A Glimpse of Cosmopolitan Tokyo – the 91st May Festival
Date of activity: May 19, 2018 - May 20, 2018
The University of Tokyo 91st May Festival was held on 19 and 20 May. The Hongo Area Campus was painted in an array of colors with countless stalls and a sea of people taking in the UTokyo culture. Bustling energy resonated throughout the grounds with voices of the students luring the crowds in, and music pumping in the air from the performances put together for the big day. There was a real sense of community in each and every pocket of the campus.
A pungent aroma welcomed you upon entering the gate, with rows and rows of street stalls serving a range of cuisines, starting with Japanese festival specialties like takoyaki and yakisoba. The popular choices seemed to be frankfurters and beef skewers, with tapioca bubble tea dominating the beverage scene. It was as authentic as a traditional Japanese gakuensai (school festival) could be.
What was special, though, was the diversity of international foods they had to offer, from Nepal and Egypt to Italy and Bangladesh. Many of the students were dressed up in their traditional costumes with the hope of spreading a part of their culture through food. Street food was prominent among them all, with pisang aroma from Indonesia; Burmese pancakes from Myanmar; pretzels from Germany; samosa and pakora from Pakistan; hoppers and deviled chicken from Sri Lanka; and panipuri from India. It was almost like walking through a street in a faraway land, with a fusion of exotic spices.
In the Syrian stall, they served traditional street food from Aleppo, as well as pickles and traditional handmade goods made by refugees. They do voluntary work all year round in various parts of this city, on this occasion fundraising for Syrian orphans. “We are constantly exploring ways in which we can help from Japan,” says Mr.
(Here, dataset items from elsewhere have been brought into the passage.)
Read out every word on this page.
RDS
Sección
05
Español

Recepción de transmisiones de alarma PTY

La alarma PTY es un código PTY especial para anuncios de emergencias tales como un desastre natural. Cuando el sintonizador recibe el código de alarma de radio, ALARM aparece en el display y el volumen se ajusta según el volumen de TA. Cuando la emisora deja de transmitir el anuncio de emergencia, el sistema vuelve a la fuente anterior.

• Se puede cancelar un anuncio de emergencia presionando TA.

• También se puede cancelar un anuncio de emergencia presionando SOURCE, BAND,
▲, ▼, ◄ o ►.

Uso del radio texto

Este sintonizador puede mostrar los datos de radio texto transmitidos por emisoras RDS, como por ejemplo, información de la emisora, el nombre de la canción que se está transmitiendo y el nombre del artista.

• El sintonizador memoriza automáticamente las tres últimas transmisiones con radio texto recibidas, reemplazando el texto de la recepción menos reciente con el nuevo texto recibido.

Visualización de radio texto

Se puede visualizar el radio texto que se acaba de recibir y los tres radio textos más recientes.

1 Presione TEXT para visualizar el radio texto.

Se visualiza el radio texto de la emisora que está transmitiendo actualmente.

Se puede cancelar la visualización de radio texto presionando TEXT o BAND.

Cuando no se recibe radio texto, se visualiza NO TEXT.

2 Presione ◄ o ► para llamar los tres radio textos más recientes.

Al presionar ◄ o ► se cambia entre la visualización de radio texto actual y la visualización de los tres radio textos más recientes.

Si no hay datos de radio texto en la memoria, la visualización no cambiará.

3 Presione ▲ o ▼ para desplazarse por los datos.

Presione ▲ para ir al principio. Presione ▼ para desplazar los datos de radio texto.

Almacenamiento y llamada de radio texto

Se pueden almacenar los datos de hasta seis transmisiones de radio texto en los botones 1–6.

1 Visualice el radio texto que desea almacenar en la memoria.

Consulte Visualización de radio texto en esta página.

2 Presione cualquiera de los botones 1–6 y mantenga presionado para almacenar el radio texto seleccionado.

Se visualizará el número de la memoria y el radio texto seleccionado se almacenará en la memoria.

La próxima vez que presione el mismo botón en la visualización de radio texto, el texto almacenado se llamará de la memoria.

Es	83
Asem Almansour, a UTokyo Ph.D. student from Syria. “The number of orphans has risen due to the situation back at home, and they are in desperate need of care. The volunteers are not only Syrian, but from all over the world.”
The 91st May Festival turned out to be a multicultural celebration, with international cultures and the long-standing festival tradition in Japan interwoven together. It was the perfect setting to immerse in different flavors of the world through a common interest: food. The demographic of the festival-goers was also diverse, with a great number of children as well as the elderly; the University of Tokyo became a microcosm of the city over the course of two days. It had the feeling of a cosmopolitan Tokyo – and this global theme only looks set to continue in the lead-up to the Tokyo 2020 games.